NH3: NH3, also known as ammonia, is a colorless, pungent-smelling gas that is composed of one nitrogen atom and three hydrogen atoms. This simple inorganic compound is an important chemical in various contexts, including molecular structure, acid-base chemistry, and the nitrogen cycle.
OH-: OH- is the hydroxide ion, a negatively charged particle composed of one oxygen atom and one hydrogen atom. This ion is a key component in understanding acid-base chemistry, as it plays a central role in the concepts of pH, pOH, relative strengths of acids and bases, hydrolysis of salts, buffers, acid-base titrations, Lewis acids and bases, and coupled equilibria.
PO43-: PO43- is the phosphate ion, a polyatomic ion with a negative three charge. It is an important chemical species involved in various equilibrium processes, particularly in the context of coupled equilibria.

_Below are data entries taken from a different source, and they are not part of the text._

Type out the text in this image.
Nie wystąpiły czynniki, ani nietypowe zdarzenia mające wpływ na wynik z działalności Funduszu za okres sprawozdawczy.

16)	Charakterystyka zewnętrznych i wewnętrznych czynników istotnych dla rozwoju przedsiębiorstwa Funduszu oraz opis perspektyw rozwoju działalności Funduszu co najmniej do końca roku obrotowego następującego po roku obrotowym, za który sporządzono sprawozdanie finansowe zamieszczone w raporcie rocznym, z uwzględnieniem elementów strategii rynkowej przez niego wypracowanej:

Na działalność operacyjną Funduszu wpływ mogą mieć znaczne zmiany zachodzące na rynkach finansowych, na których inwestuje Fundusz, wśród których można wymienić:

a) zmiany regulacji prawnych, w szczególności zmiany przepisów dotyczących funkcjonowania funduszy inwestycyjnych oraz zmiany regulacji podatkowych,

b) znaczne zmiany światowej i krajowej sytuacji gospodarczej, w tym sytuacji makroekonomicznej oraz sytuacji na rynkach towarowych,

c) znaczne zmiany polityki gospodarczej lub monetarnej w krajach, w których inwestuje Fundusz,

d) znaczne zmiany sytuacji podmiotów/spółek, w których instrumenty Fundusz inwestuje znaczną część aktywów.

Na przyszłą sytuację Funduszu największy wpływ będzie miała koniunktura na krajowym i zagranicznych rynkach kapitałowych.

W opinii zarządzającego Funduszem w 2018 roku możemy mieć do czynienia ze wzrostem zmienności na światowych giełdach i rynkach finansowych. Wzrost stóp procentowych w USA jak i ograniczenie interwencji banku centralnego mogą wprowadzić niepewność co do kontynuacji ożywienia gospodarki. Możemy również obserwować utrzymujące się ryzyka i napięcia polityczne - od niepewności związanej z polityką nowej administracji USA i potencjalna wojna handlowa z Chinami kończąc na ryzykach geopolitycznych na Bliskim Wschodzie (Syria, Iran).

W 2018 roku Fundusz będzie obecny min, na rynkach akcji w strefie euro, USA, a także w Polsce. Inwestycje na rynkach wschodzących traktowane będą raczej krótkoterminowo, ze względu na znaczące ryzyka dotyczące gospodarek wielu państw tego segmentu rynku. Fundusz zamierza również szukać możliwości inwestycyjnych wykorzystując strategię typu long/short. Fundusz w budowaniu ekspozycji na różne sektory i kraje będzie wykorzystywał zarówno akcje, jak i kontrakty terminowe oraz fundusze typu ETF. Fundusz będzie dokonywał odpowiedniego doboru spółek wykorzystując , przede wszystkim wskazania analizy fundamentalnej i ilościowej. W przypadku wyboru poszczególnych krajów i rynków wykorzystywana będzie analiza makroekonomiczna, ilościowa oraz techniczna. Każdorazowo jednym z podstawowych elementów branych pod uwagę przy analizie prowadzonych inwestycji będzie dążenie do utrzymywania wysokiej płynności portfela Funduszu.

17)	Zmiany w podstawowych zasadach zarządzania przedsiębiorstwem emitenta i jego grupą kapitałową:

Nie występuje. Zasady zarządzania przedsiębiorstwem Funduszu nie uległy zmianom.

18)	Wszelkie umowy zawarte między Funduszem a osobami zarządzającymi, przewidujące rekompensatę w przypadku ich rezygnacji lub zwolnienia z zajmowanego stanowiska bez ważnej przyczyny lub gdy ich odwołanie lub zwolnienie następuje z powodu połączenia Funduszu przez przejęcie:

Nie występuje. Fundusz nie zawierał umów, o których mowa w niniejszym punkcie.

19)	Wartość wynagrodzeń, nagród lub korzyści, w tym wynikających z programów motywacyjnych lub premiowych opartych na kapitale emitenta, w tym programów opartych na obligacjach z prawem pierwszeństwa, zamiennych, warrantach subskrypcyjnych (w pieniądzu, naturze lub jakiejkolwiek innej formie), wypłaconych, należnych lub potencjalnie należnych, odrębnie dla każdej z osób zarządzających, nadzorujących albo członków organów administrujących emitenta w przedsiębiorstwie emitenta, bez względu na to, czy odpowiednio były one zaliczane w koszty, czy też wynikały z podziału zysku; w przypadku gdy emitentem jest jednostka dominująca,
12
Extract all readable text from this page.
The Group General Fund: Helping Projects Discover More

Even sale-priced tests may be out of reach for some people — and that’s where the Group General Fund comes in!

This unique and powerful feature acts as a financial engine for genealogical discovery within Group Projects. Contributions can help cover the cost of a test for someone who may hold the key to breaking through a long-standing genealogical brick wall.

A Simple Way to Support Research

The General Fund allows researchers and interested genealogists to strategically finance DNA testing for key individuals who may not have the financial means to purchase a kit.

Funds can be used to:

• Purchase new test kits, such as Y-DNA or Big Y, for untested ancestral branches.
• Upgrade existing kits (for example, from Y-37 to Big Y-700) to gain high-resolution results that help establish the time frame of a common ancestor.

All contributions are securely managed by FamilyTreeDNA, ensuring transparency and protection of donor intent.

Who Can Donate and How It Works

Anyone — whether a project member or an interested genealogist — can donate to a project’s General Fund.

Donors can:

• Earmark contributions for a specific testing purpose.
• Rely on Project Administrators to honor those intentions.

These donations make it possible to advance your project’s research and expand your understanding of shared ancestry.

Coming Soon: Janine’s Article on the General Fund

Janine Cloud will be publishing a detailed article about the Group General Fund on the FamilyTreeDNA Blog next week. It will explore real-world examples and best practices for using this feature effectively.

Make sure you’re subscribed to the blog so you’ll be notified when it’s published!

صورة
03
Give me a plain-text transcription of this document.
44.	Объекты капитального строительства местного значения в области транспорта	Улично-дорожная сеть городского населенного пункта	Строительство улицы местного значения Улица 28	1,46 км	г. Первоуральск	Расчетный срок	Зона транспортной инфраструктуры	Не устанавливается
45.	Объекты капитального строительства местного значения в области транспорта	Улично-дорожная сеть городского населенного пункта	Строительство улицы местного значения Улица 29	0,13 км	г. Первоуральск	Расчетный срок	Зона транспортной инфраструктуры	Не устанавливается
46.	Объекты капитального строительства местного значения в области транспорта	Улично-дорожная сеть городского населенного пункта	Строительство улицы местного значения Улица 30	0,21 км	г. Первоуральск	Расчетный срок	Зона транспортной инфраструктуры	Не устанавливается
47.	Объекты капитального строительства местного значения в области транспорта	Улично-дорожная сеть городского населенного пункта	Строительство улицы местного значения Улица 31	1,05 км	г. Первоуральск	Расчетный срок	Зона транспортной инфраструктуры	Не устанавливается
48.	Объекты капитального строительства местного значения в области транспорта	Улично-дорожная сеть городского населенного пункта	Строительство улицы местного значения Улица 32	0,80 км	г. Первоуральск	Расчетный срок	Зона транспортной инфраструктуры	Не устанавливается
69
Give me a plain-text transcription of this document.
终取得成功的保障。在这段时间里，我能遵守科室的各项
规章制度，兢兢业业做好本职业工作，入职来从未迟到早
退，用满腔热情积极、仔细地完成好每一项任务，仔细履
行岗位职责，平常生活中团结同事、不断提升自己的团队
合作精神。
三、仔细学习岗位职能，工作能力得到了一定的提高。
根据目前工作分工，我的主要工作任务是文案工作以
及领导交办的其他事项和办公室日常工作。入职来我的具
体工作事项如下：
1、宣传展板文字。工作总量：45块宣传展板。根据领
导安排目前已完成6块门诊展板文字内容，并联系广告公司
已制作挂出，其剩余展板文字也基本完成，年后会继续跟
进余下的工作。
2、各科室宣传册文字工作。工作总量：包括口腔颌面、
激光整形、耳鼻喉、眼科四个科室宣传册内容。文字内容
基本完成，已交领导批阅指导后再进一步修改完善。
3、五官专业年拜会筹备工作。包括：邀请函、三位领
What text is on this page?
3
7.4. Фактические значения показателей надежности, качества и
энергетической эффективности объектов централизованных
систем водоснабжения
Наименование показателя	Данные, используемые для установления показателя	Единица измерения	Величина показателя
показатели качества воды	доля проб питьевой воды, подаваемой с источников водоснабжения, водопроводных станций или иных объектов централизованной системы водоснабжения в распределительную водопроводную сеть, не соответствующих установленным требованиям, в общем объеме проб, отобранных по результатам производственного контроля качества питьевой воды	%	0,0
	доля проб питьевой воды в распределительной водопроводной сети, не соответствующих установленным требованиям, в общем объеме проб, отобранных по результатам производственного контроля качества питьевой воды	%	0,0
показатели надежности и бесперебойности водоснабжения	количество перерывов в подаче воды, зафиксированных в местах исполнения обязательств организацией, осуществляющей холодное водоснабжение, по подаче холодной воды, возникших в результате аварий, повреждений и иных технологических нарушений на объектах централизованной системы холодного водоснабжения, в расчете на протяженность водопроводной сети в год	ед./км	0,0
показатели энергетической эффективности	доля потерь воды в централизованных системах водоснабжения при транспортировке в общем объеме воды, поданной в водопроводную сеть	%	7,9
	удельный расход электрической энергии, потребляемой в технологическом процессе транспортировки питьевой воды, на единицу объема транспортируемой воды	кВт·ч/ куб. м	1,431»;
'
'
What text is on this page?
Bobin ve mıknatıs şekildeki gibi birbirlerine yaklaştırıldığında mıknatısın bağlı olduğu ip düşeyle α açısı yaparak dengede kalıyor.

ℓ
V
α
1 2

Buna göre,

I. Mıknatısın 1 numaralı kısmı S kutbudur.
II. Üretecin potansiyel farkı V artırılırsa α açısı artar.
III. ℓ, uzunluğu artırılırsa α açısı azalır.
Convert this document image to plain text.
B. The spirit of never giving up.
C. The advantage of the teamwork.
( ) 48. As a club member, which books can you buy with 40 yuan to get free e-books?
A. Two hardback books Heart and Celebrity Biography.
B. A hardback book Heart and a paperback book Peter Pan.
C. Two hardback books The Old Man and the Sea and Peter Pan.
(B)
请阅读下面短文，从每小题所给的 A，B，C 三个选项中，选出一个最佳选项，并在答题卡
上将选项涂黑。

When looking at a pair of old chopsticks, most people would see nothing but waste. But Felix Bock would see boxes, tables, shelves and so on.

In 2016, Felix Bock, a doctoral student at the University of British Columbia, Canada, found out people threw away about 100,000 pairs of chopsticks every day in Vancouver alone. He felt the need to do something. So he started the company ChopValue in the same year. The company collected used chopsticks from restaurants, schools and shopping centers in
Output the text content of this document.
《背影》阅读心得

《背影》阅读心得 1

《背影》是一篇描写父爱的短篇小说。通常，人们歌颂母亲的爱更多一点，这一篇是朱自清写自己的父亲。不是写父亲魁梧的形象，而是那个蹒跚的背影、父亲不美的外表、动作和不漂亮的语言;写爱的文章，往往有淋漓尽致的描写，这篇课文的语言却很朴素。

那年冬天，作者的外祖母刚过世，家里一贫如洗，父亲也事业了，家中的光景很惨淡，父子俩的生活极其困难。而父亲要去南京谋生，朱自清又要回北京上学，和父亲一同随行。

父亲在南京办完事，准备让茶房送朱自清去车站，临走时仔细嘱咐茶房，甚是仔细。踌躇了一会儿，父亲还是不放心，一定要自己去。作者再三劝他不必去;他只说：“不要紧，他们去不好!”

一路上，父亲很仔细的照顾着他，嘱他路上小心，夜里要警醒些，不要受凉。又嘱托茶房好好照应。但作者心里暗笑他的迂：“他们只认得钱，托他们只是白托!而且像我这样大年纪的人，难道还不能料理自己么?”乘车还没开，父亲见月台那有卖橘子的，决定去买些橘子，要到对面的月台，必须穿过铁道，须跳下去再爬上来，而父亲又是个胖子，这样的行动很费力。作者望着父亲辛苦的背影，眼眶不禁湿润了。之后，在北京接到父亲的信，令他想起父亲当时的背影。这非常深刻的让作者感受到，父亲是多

S2-: S2- is the chemical notation for the sulfide ion, which consists of one sulfur atom with a -2 charge. This ion is formed when sulfur gains two electrons, resulting in its ability to participate in ionic bonding with various cations, leading to the formation of ionic compounds. The presence of S2- influences both the properties of these compounds and the equilibria that can exist in chemical reactions involving sulfides.
Solubility Product: The solubility product, denoted as $K_{sp}$, is an equilibrium constant that describes the solubility of a slightly soluble ionic compound in water. It represents the product of the concentrations of the ions in a saturated solution of the compound, each raised to the power of their stoichiometric coefficients.